After an excellent traditional pub-meal at the Catts Inn with very friendly service, we set out on our 8.5 km walk on the warm and sunny afternoon.
The Pub!
St Denys Church
Distant Rotherfield
Dewlands Manor Golf Club
A wood full of bluebells
Typical countryside
Pass with difficulty
St Michael and All Angels Church, Jarvis Brook
Erosion
Iron-rich stream
Hornshurst Wood, Rotherfield
Day Trip to Buxted
The origin of the name buxted comes from the Sacon Bochs Stede which means the “place of the Beeches”

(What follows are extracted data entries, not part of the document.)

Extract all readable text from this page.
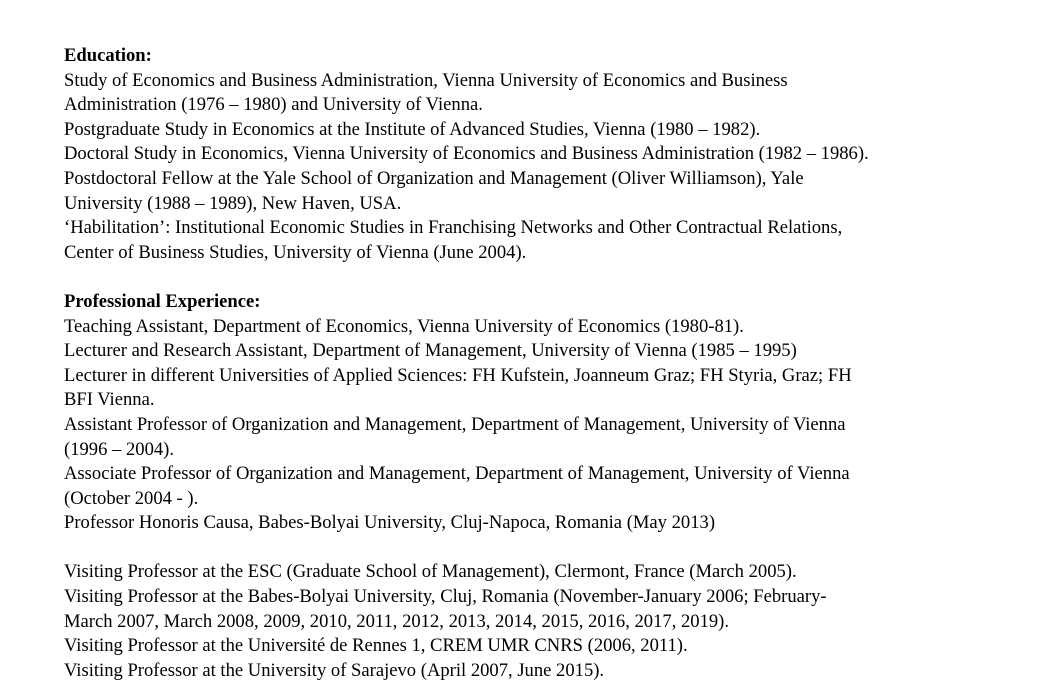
Education:
Study of Economics and Business Administration, Vienna University of Economics and Business
Administration (1976 – 1980) and University of Vienna.
Postgraduate Study in Economics at the Institute of Advanced Studies, Vienna (1980 – 1982).
Doctoral Study in Economics, Vienna University of Economics and Business Administration (1982 – 1986).
Postdoctoral Fellow at the Yale School of Organization and Management (Oliver Williamson), Yale
University (1988 – 1989), New Haven, USA.
‘Habilitation’: Institutional Economic Studies in Franchising Networks and Other Contractual Relations,
Center of Business Studies, University of Vienna (June 2004).
Professional Experience:
Teaching Assistant, Department of Economics, Vienna University of Economics (1980-81).
Lecturer and Research Assistant, Department of Management, University of Vienna (1985 – 1995)
Lecturer in different Universities of Applied Sciences: FH Kufstein, Joanneum Graz; FH Styria, Graz; FH
BFI Vienna.
Assistant Professor of Organization and Management, Department of Management, University of Vienna
(1996 – 2004).
Associate Professor of Organization and Management, Department of Management, University of Vienna
(October 2004 - ).
Professor Honoris Causa, Babes-Bolyai University, Cluj-Napoca, Romania (May 2013)
Visiting Professor at the ESC (Graduate School of Management), Clermont, France (March 2005).
Visiting Professor at the Babes-Bolyai University, Cluj, Romania (November-January 2006; February-
March 2007, March 2008, 2009, 2010, 2011, 2012, 2013, 2014, 2015, 2016, 2017, 2019).
Visiting Professor at the Université de Rennes 1, CREM UMR CNRS (2006, 2011).
Visiting Professor at the University of Sarajevo (April 2007, June 2015).
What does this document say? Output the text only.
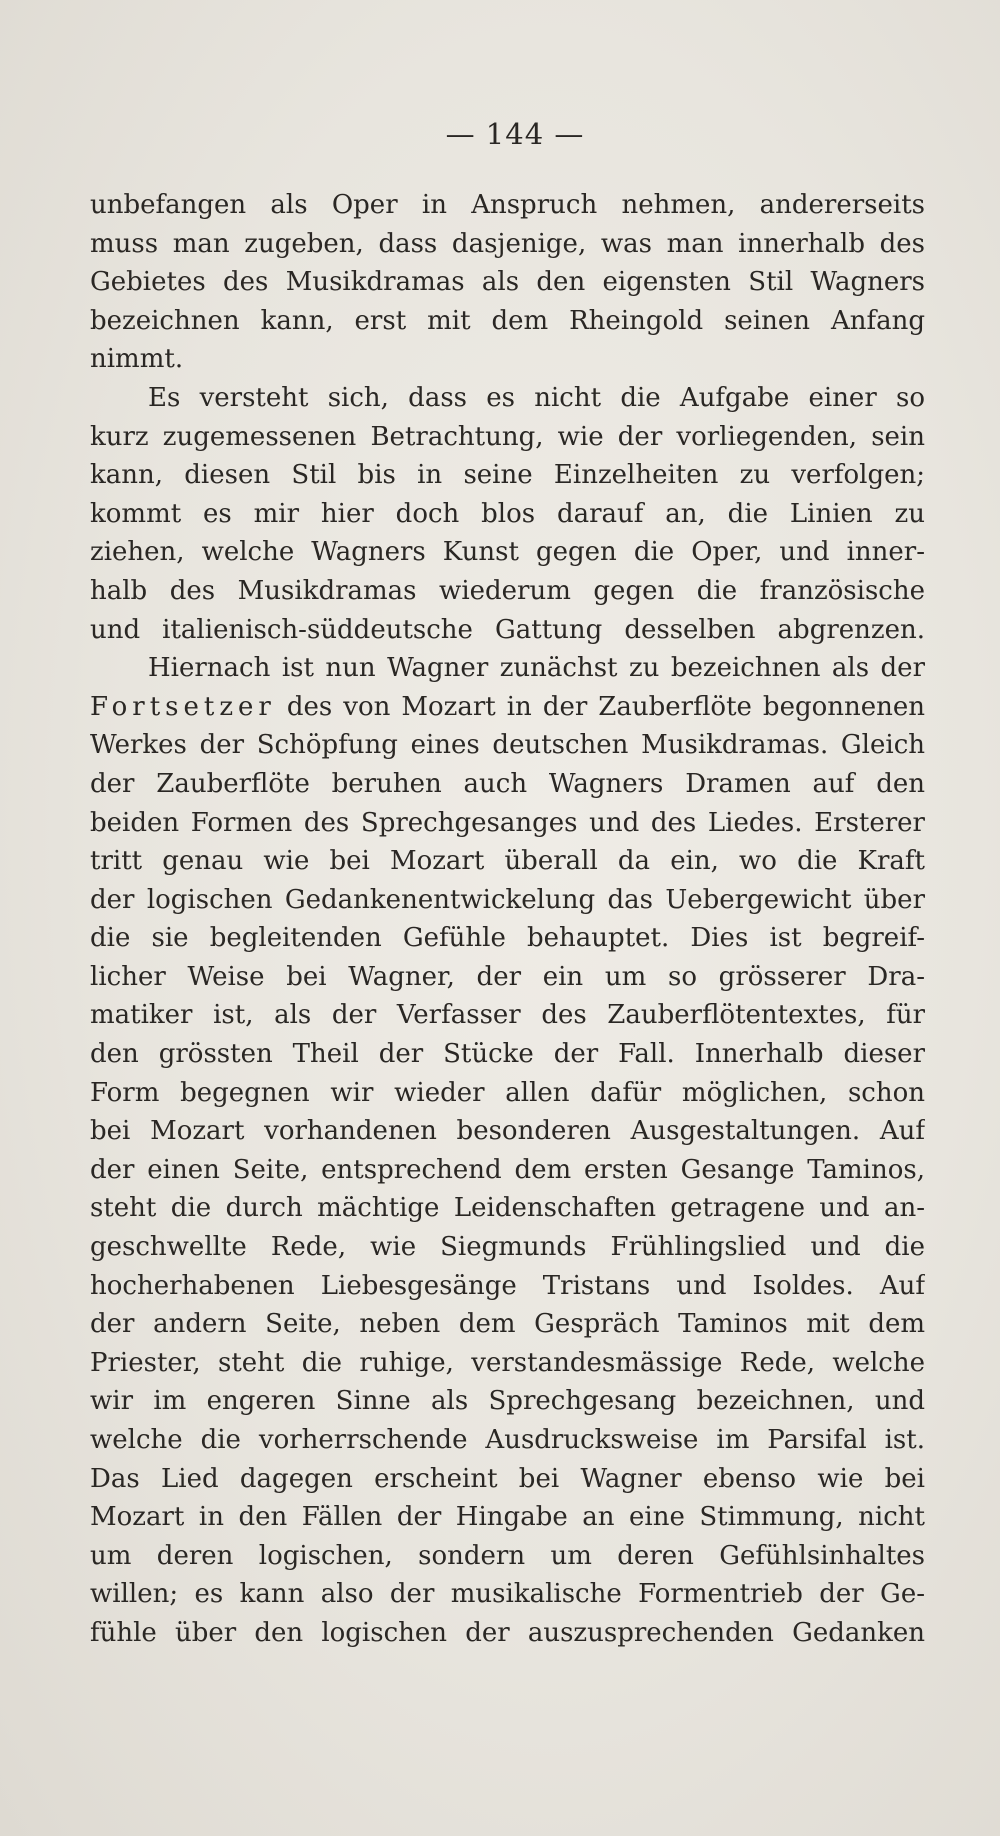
— 144 —
unbefangen als Oper in Anspruch nehmen, andererseits
muss man zugeben, dass dasjenige, was man innerhalb des
Gebietes des Musikdramas als den eigensten Stil Wagners
bezeichnen kann, erst mit dem Rheingold seinen Anfang
nimmt.
Es versteht sich, dass es nicht die Aufgabe einer so
kurz zugemessenen Betrachtung, wie der vorliegenden, sein
kann, diesen Stil bis in seine Einzelheiten zu verfolgen;
kommt es mir hier doch blos darauf an, die Linien zu
ziehen, welche Wagners Kunst gegen die Oper, und inner-
halb des Musikdramas wiederum gegen die französische
und italienisch-süddeutsche Gattung desselben abgrenzen.
Hiernach ist nun Wagner zunächst zu bezeichnen als der
Fortsetzer des von Mozart in der Zauberflöte begonnenen
Werkes der Schöpfung eines deutschen Musikdramas. Gleich
der Zauberflöte beruhen auch Wagners Dramen auf den
beiden Formen des Sprechgesanges und des Liedes. Ersterer
tritt genau wie bei Mozart überall da ein, wo die Kraft
der logischen Gedankenentwickelung das Uebergewicht über
die sie begleitenden Gefühle behauptet. Dies ist begreif-
licher Weise bei Wagner, der ein um so grösserer Dra-
matiker ist, als der Verfasser des Zauberflötentextes, für
den grössten Theil der Stücke der Fall. Innerhalb dieser
Form begegnen wir wieder allen dafür möglichen, schon
bei Mozart vorhandenen besonderen Ausgestaltungen. Auf
der einen Seite, entsprechend dem ersten Gesange Taminos,
steht die durch mächtige Leidenschaften getragene und an-
geschwellte Rede, wie Siegmunds Frühlingslied und die
hocherhabenen Liebesgesänge Tristans und Isoldes. Auf
der andern Seite, neben dem Gespräch Taminos mit dem
Priester, steht die ruhige, verstandesmässige Rede, welche
wir im engeren Sinne als Sprechgesang bezeichnen, und
welche die vorherrschende Ausdrucksweise im Parsifal ist.
Das Lied dagegen erscheint bei Wagner ebenso wie bei
Mozart in den Fällen der Hingabe an eine Stimmung, nicht
um deren logischen, sondern um deren Gefühlsinhaltes
willen; es kann also der musikalische Formentrieb der Ge-
fühle über den logischen der auszusprechenden Gedanken
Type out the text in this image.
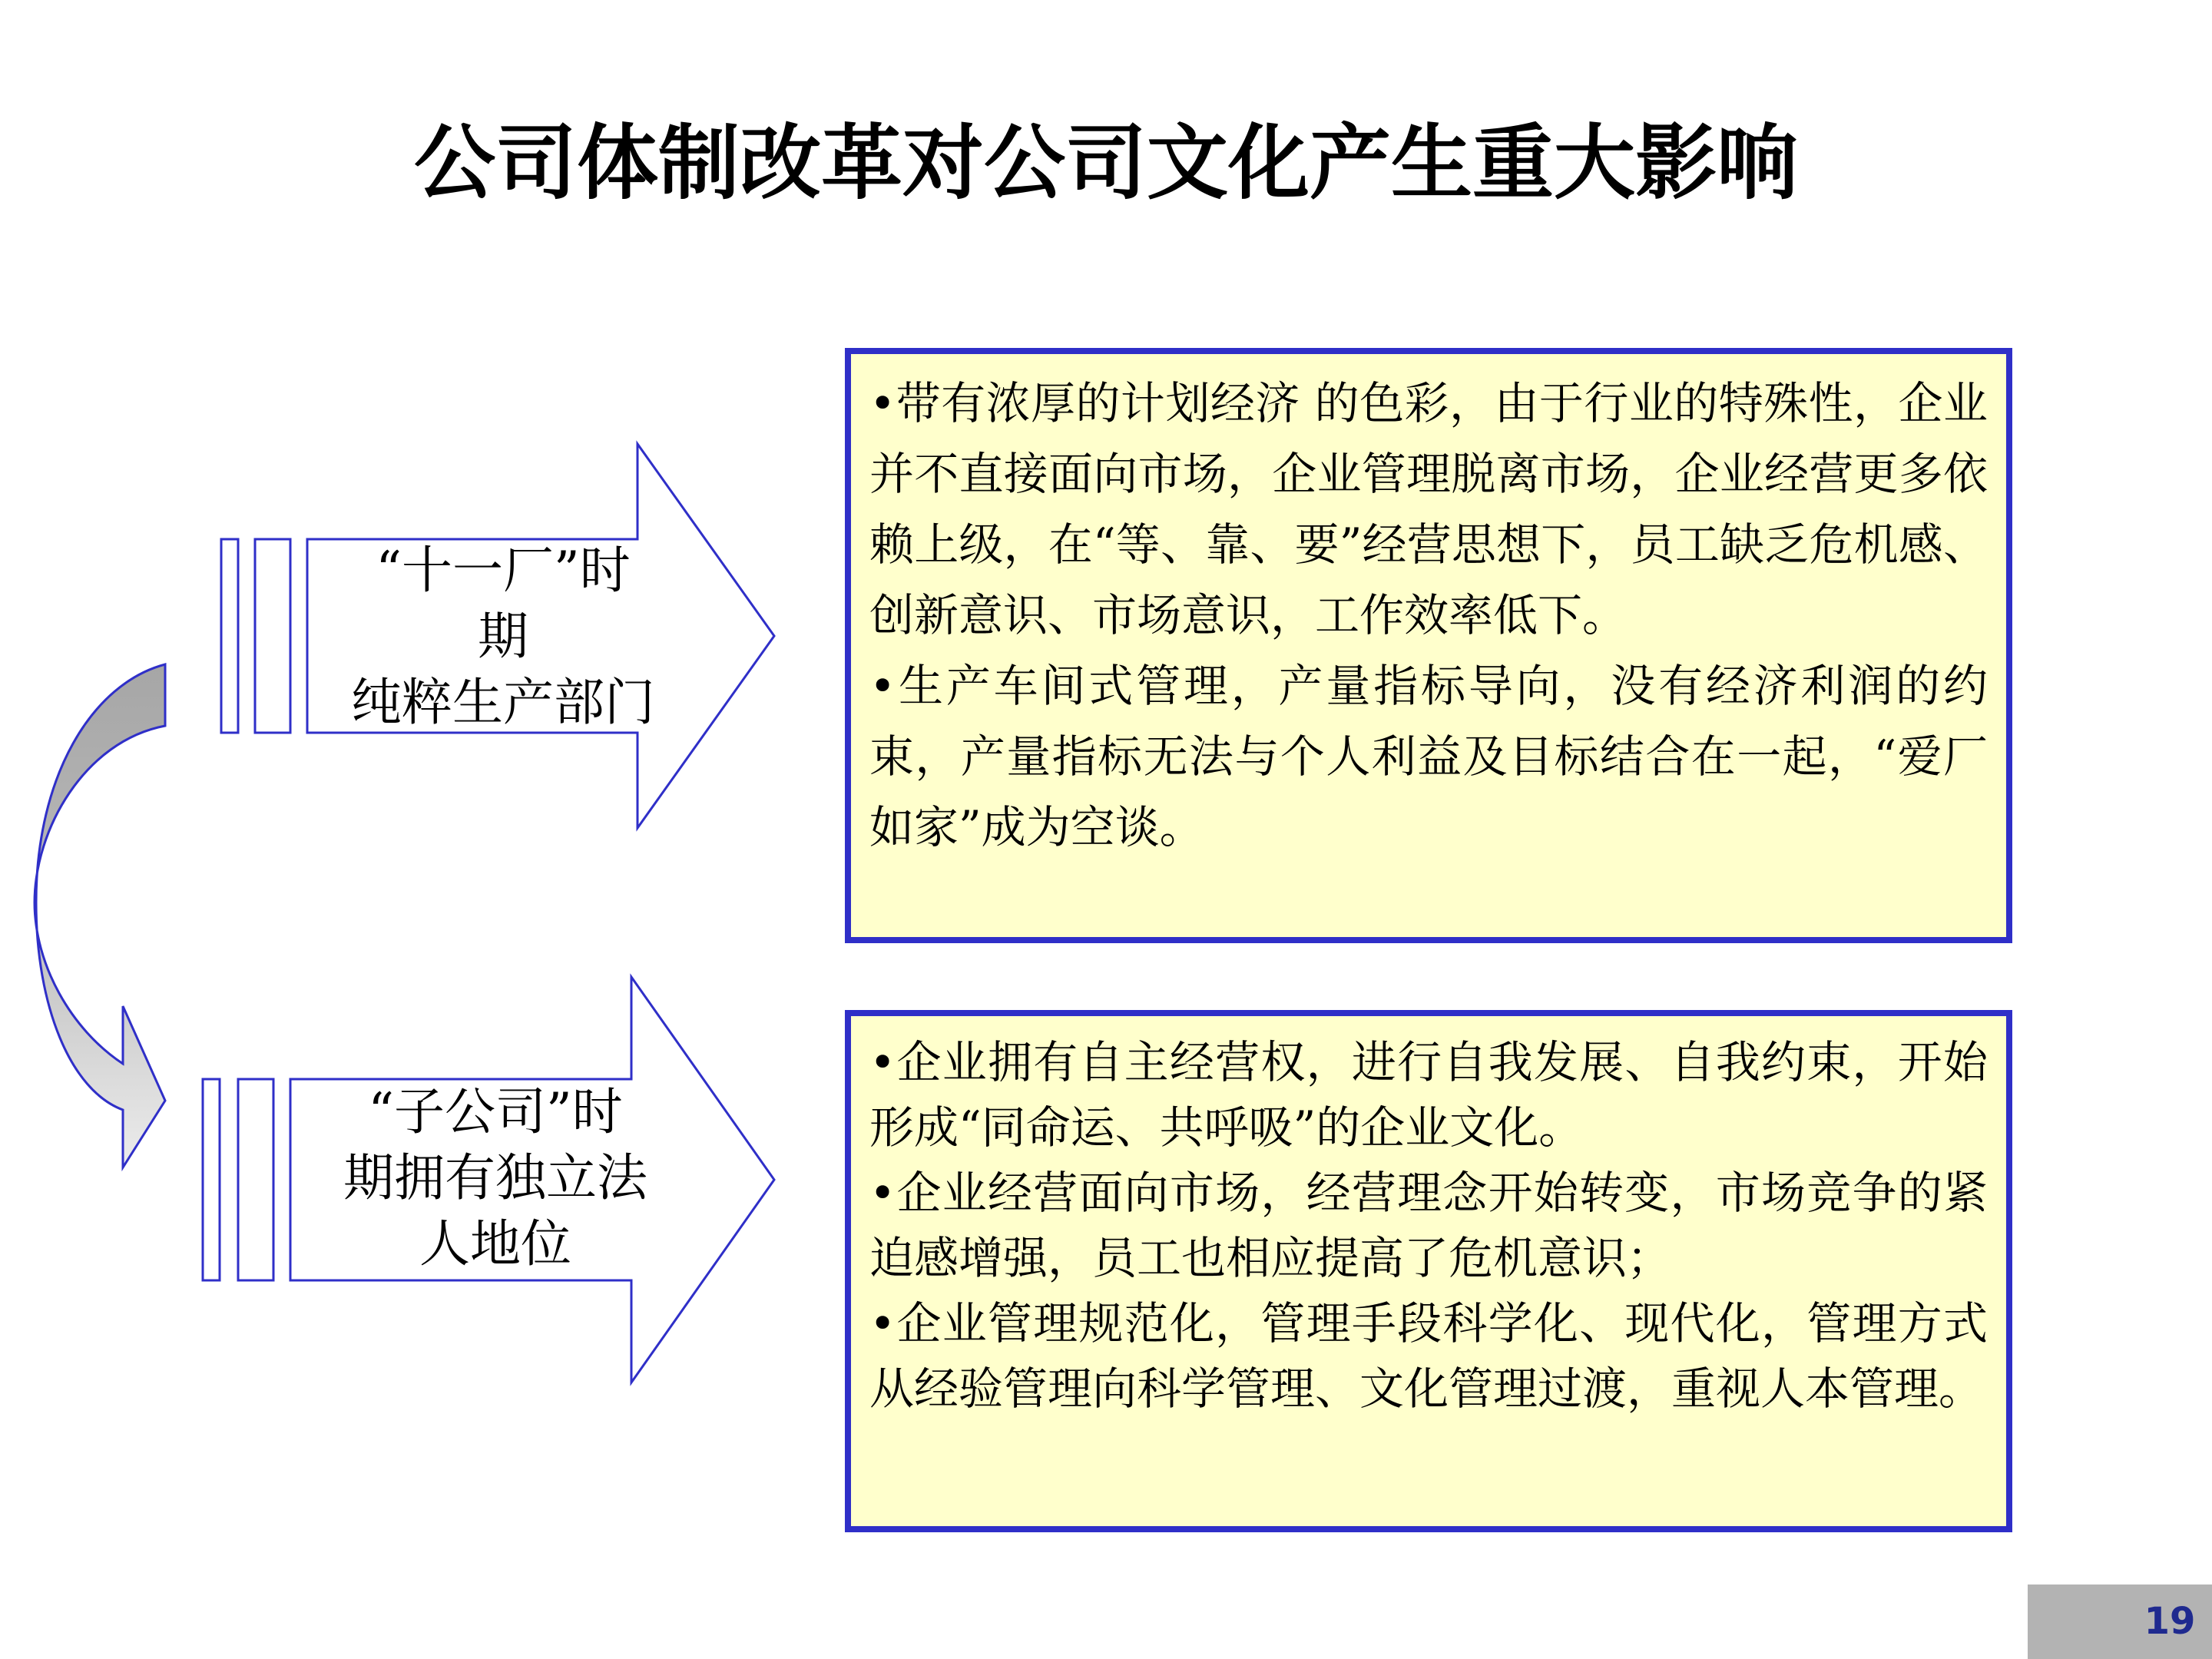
公司体制改革对公司文化产生重大影响
“十一厂”时
期
纯粹生产部门
“子公司”时
期拥有独立法
人地位

•带有浓厚的计划经济 的色彩，由于行业的特殊性，企业并不直接面向市场，企业管理脱离市场，企业经营更多依赖上级，在“等、靠、要”经营思想下，员工缺乏危机感、创新意识、市场意识，工作效率低下。

•生产车间式管理，产量指标导向，没有经济利润的约束，产量指标无法与个人利益及目标结合在一起，“爱厂如家”成为空谈。

•企业拥有自主经营权，进行自我发展、自我约束，开始形成“同命运、共呼吸”的企业文化。

•企业经营面向市场，经营理念开始转变，市场竞争的紧迫感增强，员工也相应提高了危机意识；

•企业管理规范化，管理手段科学化、现代化，管理方式从经验管理向科学管理、文化管理过渡，重视人本管理。

19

The iron-making industry became a major part of Buxted’s early prosperity. The first standard blast furnace was called Queenstock and was built in Buxted parish in about 1491.The cannon-making industry in the Weald started at a furnace on the stream at Hoggets Farm lying to the north between Buxted and Hadlow Down. The first cast iron cannon made in England was cast in 1543 by Ralf Hogge, an employee of Parson William Levett, a Sussex rector with broad interests, paradoxically enough, in the emerging English armaments industry.
Levett was removed as Buxted’s vicar in 1545 by Thomas Cranmer, Archbishop of Canterbury. But thanks to friends in high places, Levett was quickly reinstated. After regaining his clerical position, Levett died a very wealthy man, thanks to his iron mining and smelting operations, originally founded by his brother John Levett, one of the founders of the Sussex iron industry and one of the wealthiest men in Sussex, who controlled 20 Sussex manors at his death in 1535. The family is of Norman descent and one of the oldest in Sussex. William and John Levett were the sons of a large landowner in the Hollington area of Hastings, Sussex. In his lengthy will, parson William Levett left large charitable bequests which he directed be supervised by his friend Anthony Browne, 1st Viscount Montagu.Richard woodman an ironmaster was born here, but he was burnt as a Protestant martyr in 1557.
The manor house, known as Bauxted Park, was purchased by the then Prime Minister, the Earl of Liverpool, in the early part of the 19th century. He set about extending the park surrounding the house, and eventually coerced the villagers to vacate their own houses to enable him to do so. The village (although not the church) was cleared away and the village then took up its present location. By 1836 the entire original village centre was no more, having been relocated to the site it occupies today. Some of the outlying houses pre-date this move, such as Britts, a 17th-century farmhouse, which still stands. The original manor house was built further down the hill next to the railway where Queen Victoria once visited – the house being the Chequers of its day. The original house burnt down in the latter part of the 19th century and was rebuilt in its present location.